Ron Howard has made of the real life of Depression-era prize-fighter James J. Braddock a work of art. The camera work is phenomenal. Without using violins or cliché' pull-back shots showing the numbers of people homeless and in soup lines, Howard makes the Depression a visceral reality with scenes of near-hopeless men at the docks, pleading for a day's work; a stolen salami; Crowe's giving his daughter his breakfast piece of bologna, telling her he dreamed he was full. The bleakness of the times is the graininess and the sepia/greyness of the camera shots; the images are stark but completely descriptive. Crowe as Braddock with hat in hand and tears in his eyes, begging for twenty dollars so he can get his children back into his home, is the personification of pride sacrificed to desperation. But when Braddock is later asked at a press conference why he is fighting at his age and after so many poor showings, all he has to say is "milk" to be supremely eloquent.

Doubtless many people know the history of James Braddock, and know the outcome of his fights, including the championship bout with Max Baer, who had already killed two men in the ring.

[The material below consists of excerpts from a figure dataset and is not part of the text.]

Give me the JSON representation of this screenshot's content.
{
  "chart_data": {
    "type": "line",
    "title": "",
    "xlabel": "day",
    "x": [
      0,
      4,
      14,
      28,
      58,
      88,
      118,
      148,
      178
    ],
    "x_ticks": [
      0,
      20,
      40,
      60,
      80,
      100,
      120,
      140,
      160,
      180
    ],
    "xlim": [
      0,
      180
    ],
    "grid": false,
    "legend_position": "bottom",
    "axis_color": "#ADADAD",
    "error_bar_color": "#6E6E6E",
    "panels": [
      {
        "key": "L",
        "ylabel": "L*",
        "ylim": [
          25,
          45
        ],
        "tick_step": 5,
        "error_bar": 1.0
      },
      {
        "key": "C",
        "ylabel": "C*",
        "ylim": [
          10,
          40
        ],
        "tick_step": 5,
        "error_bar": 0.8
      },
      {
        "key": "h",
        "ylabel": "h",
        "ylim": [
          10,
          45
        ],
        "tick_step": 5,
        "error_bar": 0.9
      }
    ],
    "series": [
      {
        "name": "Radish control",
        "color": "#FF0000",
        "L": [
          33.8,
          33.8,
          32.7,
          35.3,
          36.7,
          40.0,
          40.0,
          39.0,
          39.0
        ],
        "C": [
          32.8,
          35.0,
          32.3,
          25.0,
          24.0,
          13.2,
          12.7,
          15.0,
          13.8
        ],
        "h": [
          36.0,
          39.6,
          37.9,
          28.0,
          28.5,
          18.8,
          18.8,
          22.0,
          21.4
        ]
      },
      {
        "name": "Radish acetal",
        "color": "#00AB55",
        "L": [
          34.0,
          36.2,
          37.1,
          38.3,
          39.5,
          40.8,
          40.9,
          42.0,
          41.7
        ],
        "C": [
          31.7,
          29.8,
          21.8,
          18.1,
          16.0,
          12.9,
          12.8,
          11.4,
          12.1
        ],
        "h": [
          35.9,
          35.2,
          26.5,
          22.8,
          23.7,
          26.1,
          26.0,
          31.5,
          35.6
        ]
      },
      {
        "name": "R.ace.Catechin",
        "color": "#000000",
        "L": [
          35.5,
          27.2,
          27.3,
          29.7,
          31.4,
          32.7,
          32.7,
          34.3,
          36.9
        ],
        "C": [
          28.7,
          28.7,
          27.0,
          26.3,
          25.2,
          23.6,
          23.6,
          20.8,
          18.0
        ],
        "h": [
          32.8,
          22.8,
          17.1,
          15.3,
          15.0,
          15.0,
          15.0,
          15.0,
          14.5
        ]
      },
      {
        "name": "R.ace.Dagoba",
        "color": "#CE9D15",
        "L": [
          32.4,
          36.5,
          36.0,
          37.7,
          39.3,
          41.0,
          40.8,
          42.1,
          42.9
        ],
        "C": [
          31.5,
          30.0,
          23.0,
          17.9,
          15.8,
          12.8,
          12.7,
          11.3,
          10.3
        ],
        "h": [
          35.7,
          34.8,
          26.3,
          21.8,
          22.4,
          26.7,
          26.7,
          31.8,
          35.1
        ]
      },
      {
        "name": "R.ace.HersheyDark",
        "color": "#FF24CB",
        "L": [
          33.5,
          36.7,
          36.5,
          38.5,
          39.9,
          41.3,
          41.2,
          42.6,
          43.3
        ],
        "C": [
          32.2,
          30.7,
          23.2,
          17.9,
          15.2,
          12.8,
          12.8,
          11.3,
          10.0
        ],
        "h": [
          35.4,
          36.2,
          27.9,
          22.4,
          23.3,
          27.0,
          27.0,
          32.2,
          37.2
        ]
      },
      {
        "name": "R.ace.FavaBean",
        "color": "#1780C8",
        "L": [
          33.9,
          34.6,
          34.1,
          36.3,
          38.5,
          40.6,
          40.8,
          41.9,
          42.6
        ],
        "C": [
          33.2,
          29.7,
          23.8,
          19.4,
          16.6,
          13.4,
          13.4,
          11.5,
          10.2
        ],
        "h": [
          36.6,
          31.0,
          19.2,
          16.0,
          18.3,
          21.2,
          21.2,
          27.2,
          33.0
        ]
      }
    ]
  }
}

If you don't know, DON'T look it up before you see the movie, and if you DO KNOW, DON'T TELL, but go. Analogous to watching Howard's film "Apollo 13", you may know the outcome, but there's wonderful suspense in the details. These were among the most exciting last twenty minutes I've seen on film. I didn't expect to be able to watch, but like Braddock's terrified wife Mae, I was unable to tear myself away.

The audience was like a prize fight audience, cheering, booing, gasping, groaning during the fights. We applauded Braddock's wins, suffered his defeats. It is a great movie, with authentic heart. Solid A.